Archiv

Abstimmung über Brexit-Vertrag mit EU
Das britische Unterhaus muss sich entscheiden

Es war nur eine kurze Feiertagspause vom politischen Drama um den Brexit: Schon in zwei Wochen soll das britische Unterhaus über den Vertrag mit der EU abstimmen. Eine Niederlage für Premierministerin Theresa May scheint unausweichlich.

Von Friedbert Meurer |
    Die britische Premierministerin Theresa May
    In zwei Wochen stimmt das britische Unterhaus über das Brexit-Abkommen ab - und damit auch über das politische Schicksal von Theresa May (Frank Augstein/AP/dpa)
    Silvesterfeuerwerk in London – die Stadt und das Vereinigte Königreich begrüßen das neue Jahr 2019. Es verspricht gleich im Januar politische Dramatik ohnegleichen.
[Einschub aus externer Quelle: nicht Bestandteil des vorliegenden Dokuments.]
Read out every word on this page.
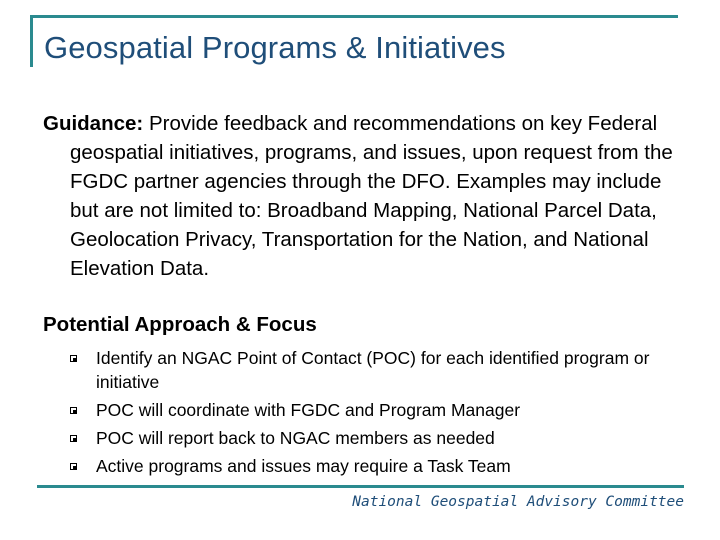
Geospatial Programs & Initiatives

Guidance: Provide feedback and recommendations on key Federal geospatial initiatives, programs, and issues, upon request from the FGDC partner agencies through the DFO. Examples may include but are not limited to: Broadband Mapping, National Parcel Data, Geolocation Privacy, Transportation for the Nation, and National Elevation Data.

Potential Approach & Focus
Identify an NGAC Point of Contact (POC) for each identified program or initiative
POC will coordinate with FGDC and Program Manager
POC will report back to NGAC members as needed
Active programs and issues may require a Task Team
National Geospatial Advisory Committee
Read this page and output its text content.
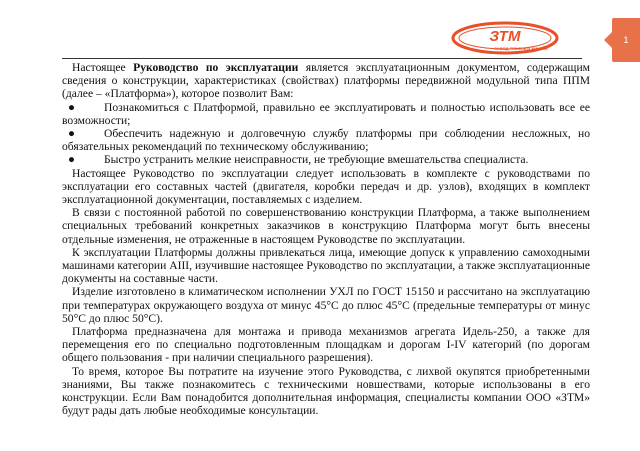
1
ЗТМ
ЗАВОД ТЯЖЕЛЫХ МАШИН

Настоящее Руководство по эксплуатации является эксплуатационным документом, содержащим сведения о конструкции, характеристиках (свойствах) платформы передвижной модульной типа ППМ (далее – «Платформа»), которое позволит Вам:

● Познакомиться с Платформой, правильно ее эксплуатировать и полностью использовать все ее возможности;

● Обеспечить надежную и долговечную службу платформы при соблюдении несложных, но обязательных рекомендаций по техническому обслуживанию;

● Быстро устранить мелкие неисправности, не требующие вмешательства специалиста.

Настоящее Руководство по эксплуатации следует использовать в комплекте с руководствами по эксплуатации его составных частей (двигателя, коробки передач и др. узлов), входящих в комплект эксплуатационной документации, поставляемых с изделием.

В связи с постоянной работой по совершенствованию конструкции Платформа, а также выполнением специальных требований конкретных заказчиков в конструкцию Платформа могут быть внесены отдельные изменения, не отраженные в настоящем Руководстве по эксплуатации.

К эксплуатации Платформы должны привлекаться лица, имеющие допуск к управлению самоходными машинами категории АIII, изучившие настоящее Руководство по эксплуатации, а также эксплуатационные документы на составные части.

Изделие изготовлено в климатическом исполнении УХЛ по ГОСТ 15150 и рассчитано на эксплуатацию при температурах окружающего воздуха от минус 45°С до плюс 45°С (предельные температуры от минус 50°С до плюс 50°С).

Платформа предназначена для монтажа и привода механизмов агрегата Идель-250, а также для перемещения его по специально подготовленным площадкам и дорогам I-IV категорий (по дорогам общего пользования - при наличии специального разрешения).

То время, которое Вы потратите на изучение этого Руководства, с лихвой окупятся приобретенными знаниями, Вы также познакомитесь с техническими новшествами, которые использованы в его конструкции. Если Вам понадобится дополнительная информация, специалисты компании ООО «ЗТМ» будут рады дать любые необходимые консультации.
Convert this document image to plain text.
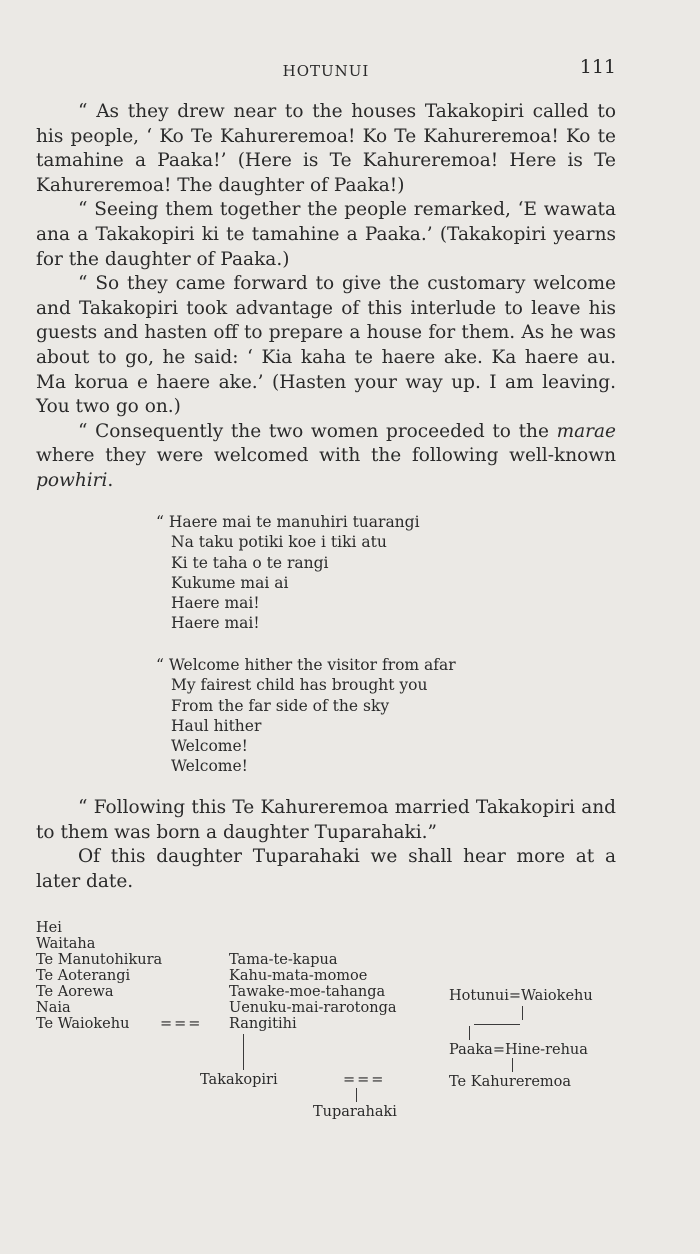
HOTUNUI	111

“ As they drew near to the houses Takakopiri called to his people, ‘ Ko Te Kahureremoa! Ko Te Kahureremoa! Ko te tamahine a Paaka!’ (Here is Te Kahureremoa! Here is Te Kahureremoa! The daughter of Paaka!)

“ Seeing them together the people remarked, ‘E wawata ana a Takakopiri ki te tamahine a Paaka.’ (Takakopiri yearns for the daughter of Paaka.)

“ So they came forward to give the customary welcome and Takakopiri took advantage of this interlude to leave his guests and hasten off to prepare a house for them. As he was about to go, he said: ‘ Kia kaha te haere ake. Ka haere au. Ma korua e haere ake.’ (Hasten your way up. I am leaving. You two go on.)

“ Consequently the two women proceeded to the marae where they were welcomed with the following well-known powhiri.

“ Haere mai te manuhiri tuarangi
Na taku potiki koe i tiki atu
Ki te taha o te rangi
Kukume mai ai
Haere mai!
Haere mai!
“ Welcome hither the visitor from afar
My fairest child has brought you
From the far side of the sky
Haul hither
Welcome!
Welcome!

“ Following this Te Kahureremoa married Takakopiri and to them was born a daughter Tuparahaki.”

Of this daughter Tuparahaki we shall hear more at a later date.

Hei
Waitaha
Te Manutohikura
Te Aoterangi
Te Aorewa
Naia
Te Waiokehu ===
Tama-te-kapua
Kahu-mata-momoe
Tawake-moe-tahanga
Uenuku-mai-rarotonga
Rangitihi
Hotunui=Waiokehu
Paaka=Hine-rehua
Te Kahureremoa
Takakopiri	===
Tuparahaki
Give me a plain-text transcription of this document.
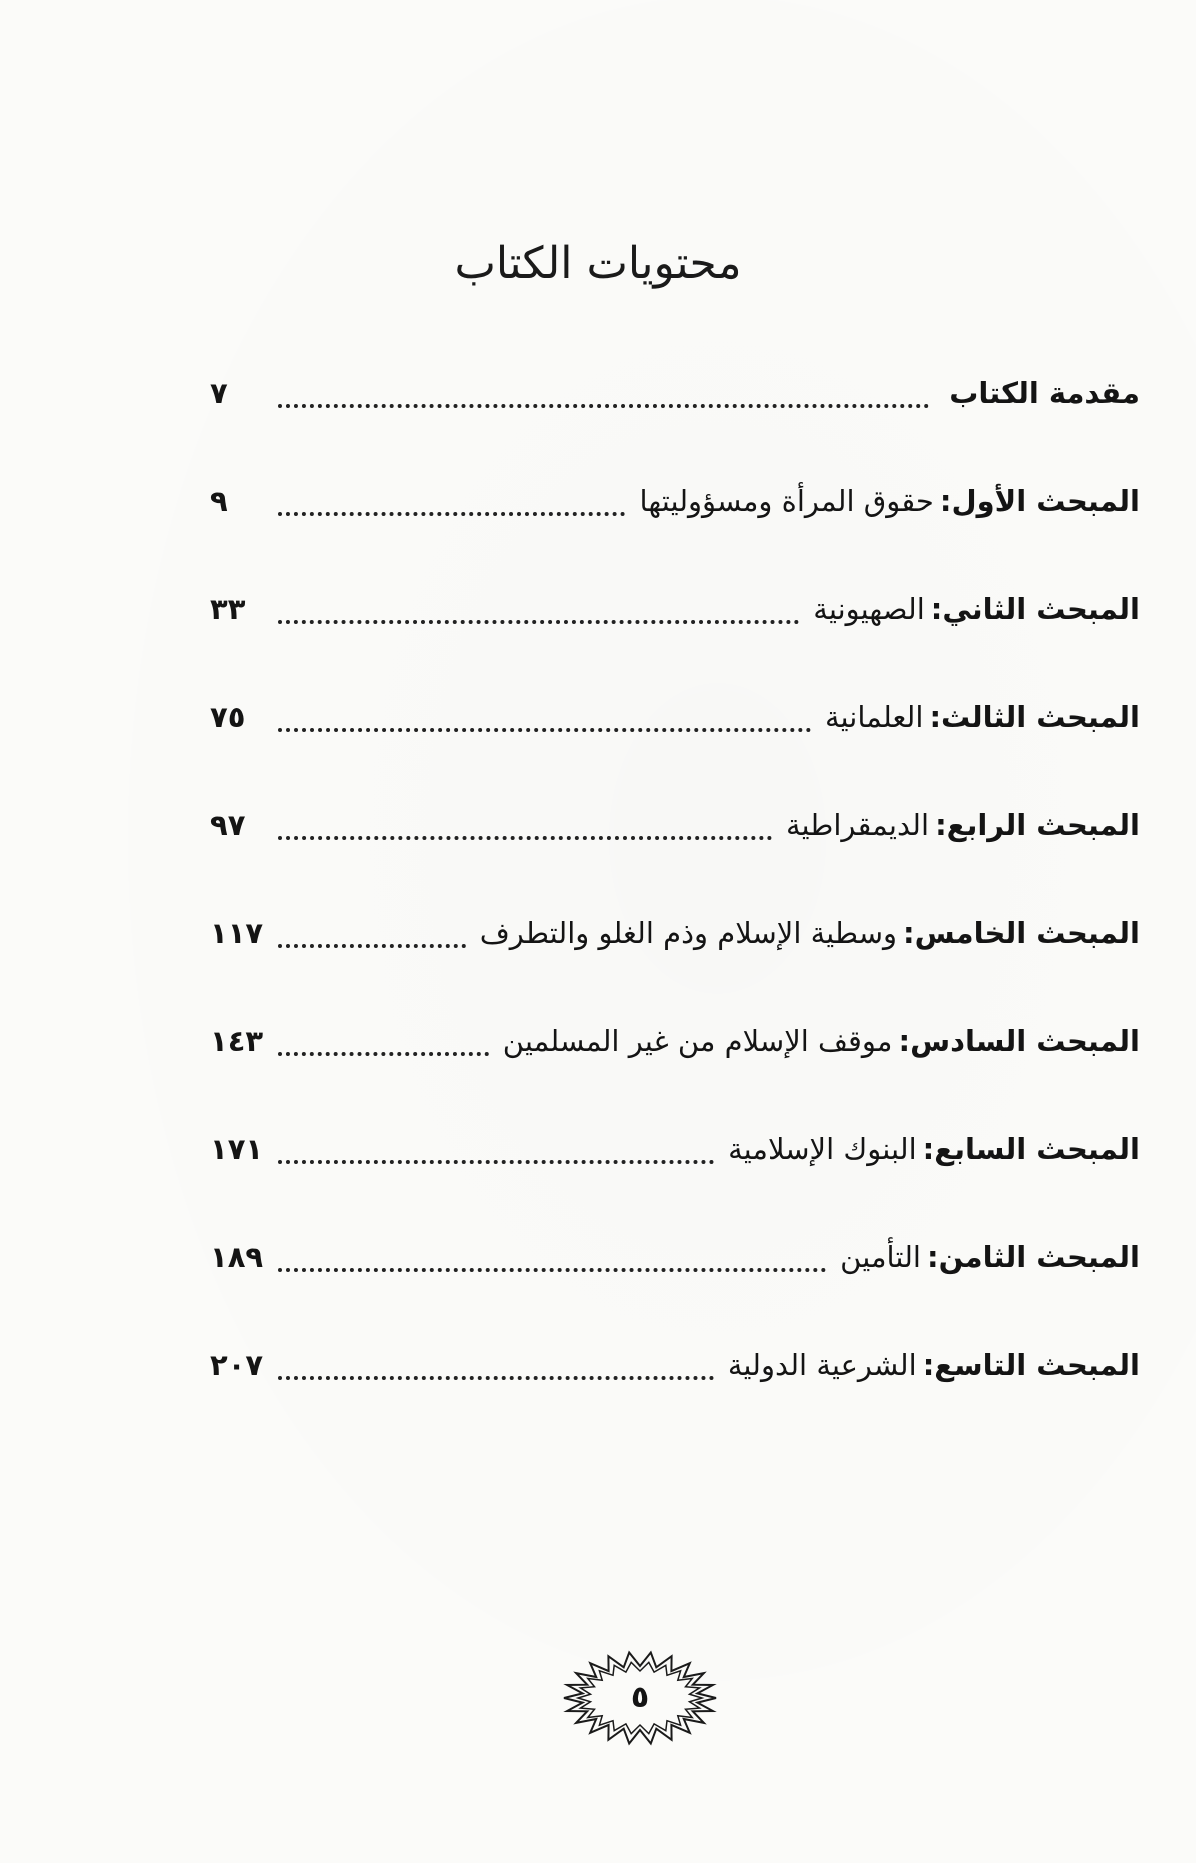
محتويات الكتاب
مقدمة الكتاب
٧
المبحث الأول:حقوق المرأة ومسؤوليتها
٩
المبحث الثاني:الصهيونية
٣٣
المبحث الثالث:العلمانية
٧٥
المبحث الرابع:الديمقراطية
٩٧
المبحث الخامس:وسطية الإسلام وذم الغلو والتطرف
١١٧
المبحث السادس:موقف الإسلام من غير المسلمين
١٤٣
المبحث السابع:البنوك الإسلامية
١٧١
المبحث الثامن:التأمين
١٨٩
المبحث التاسع:الشرعية الدولية
٢٠٧
٥
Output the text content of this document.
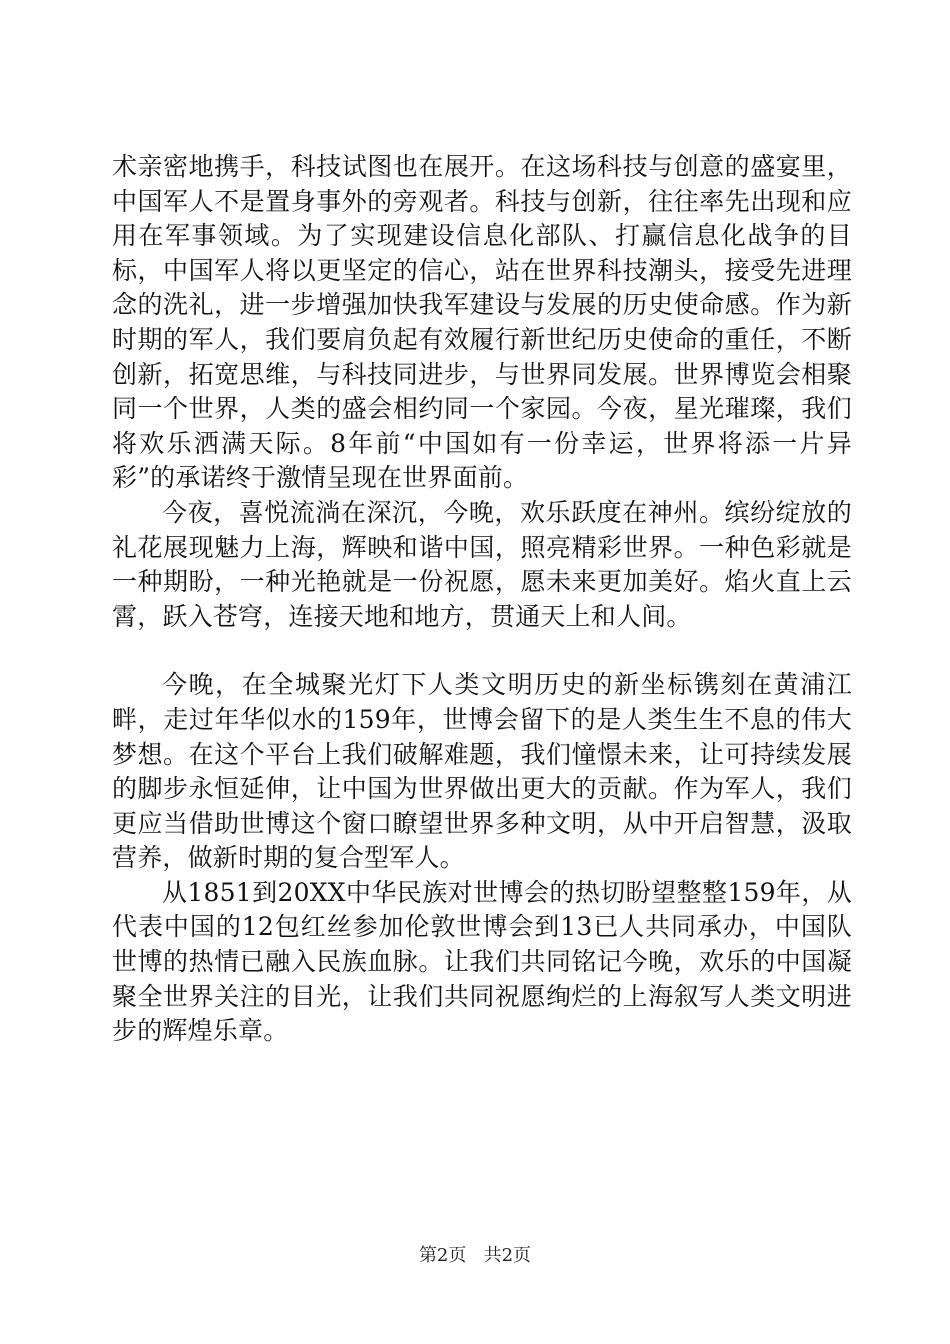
术亲密地携手，科技试图也在展开。在这场科技与创意的盛宴里，中国军人不是置身事外的旁观者。科技与创新，往往率先出现和应用在军事领域。为了实现建设信息化部队、打赢信息化战争的目标，中国军人将以更坚定的信心，站在世界科技潮头，接受先进理念的洗礼，进一步增强加快我军建设与发展的历史使命感。作为新时期的军人，我们要肩负起有效履行新世纪历史使命的重任，不断创新，拓宽思维，与科技同进步，与世界同发展。世界博览会相聚同一个世界，人类的盛会相约同一个家园。今夜，星光璀璨，我们将欢乐洒满天际。8年前“中国如有一份幸运，世界将添一片异彩”的承诺终于激情呈现在世界面前。

今夜，喜悦流淌在深沉，今晚，欢乐跃度在神州。缤纷绽放的礼花展现魅力上海，辉映和谐中国，照亮精彩世界。一种色彩就是一种期盼，一种光艳就是一份祝愿，愿未来更加美好。焰火直上云霄，跃入苍穹，连接天地和地方，贯通天上和人间。

今晚，在全城聚光灯下人类文明历史的新坐标镌刻在黄浦江畔，走过年华似水的159年，世博会留下的是人类生生不息的伟大梦想。在这个平台上我们破解难题，我们憧憬未来，让可持续发展的脚步永恒延伸，让中国为世界做出更大的贡献。作为军人，我们更应当借助世博这个窗口瞭望世界多种文明，从中开启智慧，汲取营养，做新时期的复合型军人。

从1851到20XX中华民族对世博会的热切盼望整整159年，从代表中国的12包红丝参加伦敦世博会到13已人共同承办，中国队世博的热情已融入民族血脉。让我们共同铭记今晚，欢乐的中国凝聚全世界关注的目光，让我们共同祝愿绚烂的上海叙写人类文明进步的辉煌乐章。

第2页 共2页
Wer wollte, kann die Weihnachtsansprache der Queen als Mahnung verstehen. "Behandelt euch mit Respekt, das ist immer ein guter Anfang!"
    Ob Queen Elizabeth Gehör findet? Der Widerstand in den eigenen Reihen war zuletzt so groß, dass Premierministerin Theresa May am Tag vor der geplanten Abstimmung Mitte Dezember die Reißleine zog und das historische Votum über den Vertrag mit der EU verschob. "Ich weiß, dass viele Abgeordnete endlich abstimmen wollen. Wir werden das jetzt in der Woche ab dem 14. Januar tun."
    Dass die EU beim umstrittenen Nordirland-Passus dem Vereinigten Königreich noch einmal entgegenkommt, ist aber unwahrscheinlich. Also lautet die große Frage: Was passiert, wenn May die Abstimmung verliert?
    "Wir wollen Neuwahlen haben", fordert Labour-Chef Jeremy Corbyn. "Wenn wir sie gewinnen, werden wir sofort mit der EU neu verhandeln. Wir hätten ein anderes Mandat für gemeinsame Handelsbeziehungen, deswegen wäre die EU für Gespräche offen."
    Konservative Brexiteers hüten sich vor Neuwahlen
    Ob ein Premierminister Corbyn erfolgreicher in Brüssel verhandeln würde, sei dahingestellt. Vermutlich wird es im Unterhaus ohnehin keine Mehrheit für einen Misstrauensantrag gegen May geben. Die Brexiteers in der konservativen Partei, die May stürzen wollten, werden sich vor Neuwahlen hüten. Ein Jacob Rees-Mogg outet sich jetzt als treuer May-Fan. "Ich bin ein Konservativer und werde unsere Vorsitzende unterstützen. Ich bin ein loyales Mitglied der Partei."
    Was aber dann? Die Brexiteers hoffen, dass das Vereinigte Königreich die EU dann eben ohne Vertrag verlässt. Viele Ökonomen warnen massiv, auch die Bank von England und ihr Gouverneur Marc Carney. "Das Land ist nicht gänzlich vorbereitet für einen abrupten Brexit. Weniger als die Hälfte aller Unternehmen hat sich darauf vorbereitet. Weniger als jeder fünfte Kleinbetreib ist darauf eingestellt."
    Trotzdem gilt das Szenario eines chaotischen Brexits mit Staus in Calais und Dover oder Versorgungsengpässen auf der Insel, als durchaus möglich. Eine Mehrheit im Unterhaus mag es nicht wollen – es ist aber fraglich, ob sie den Prozess gegen den Willen der Regierung stoppen könnte.
    Nordirland-Frage bleibt strittig
    Die Remainer im Parlament lehnen ebenfalls den Vertrag mit der EU ab, sie träumen von einem neuen Referendum, so wie auch der frühere Premier Tony Blair. "Es liegt in der Logik der Sache, das Volk zu fragen, wie es weitergehen soll. Das Parlament kann sich nicht auf eine Form des Brexits einigen. Jetzt ist klar, was ein Brexit wirklich bedeutet."
    Aber: ein zweites Referendum müsste vom Unterhaus beschlossen werden. Dafür fehlt die Mehrheit – noch.
    Vielleicht also wird am Ende die nordirische DUP das Zünglein an der Waage werden. Zwischen London und Brüssel könnte es womöglich doch noch einen verzweifelten Versuch geben, das leidige Problem der Nordirland-Grenze zur Republik Irland zu entschärfen. Mays Generalstaatsanwalt Geoffrey Cox führte vor Weihnachten allen vor Augen, was auf dem Spiel steht. "Für das Unterhaus stellt sich die Frage, das alles abzuwägen. Es ist Zeit, dass sie erwachsen werden und sich der Wirklichkeit stellen."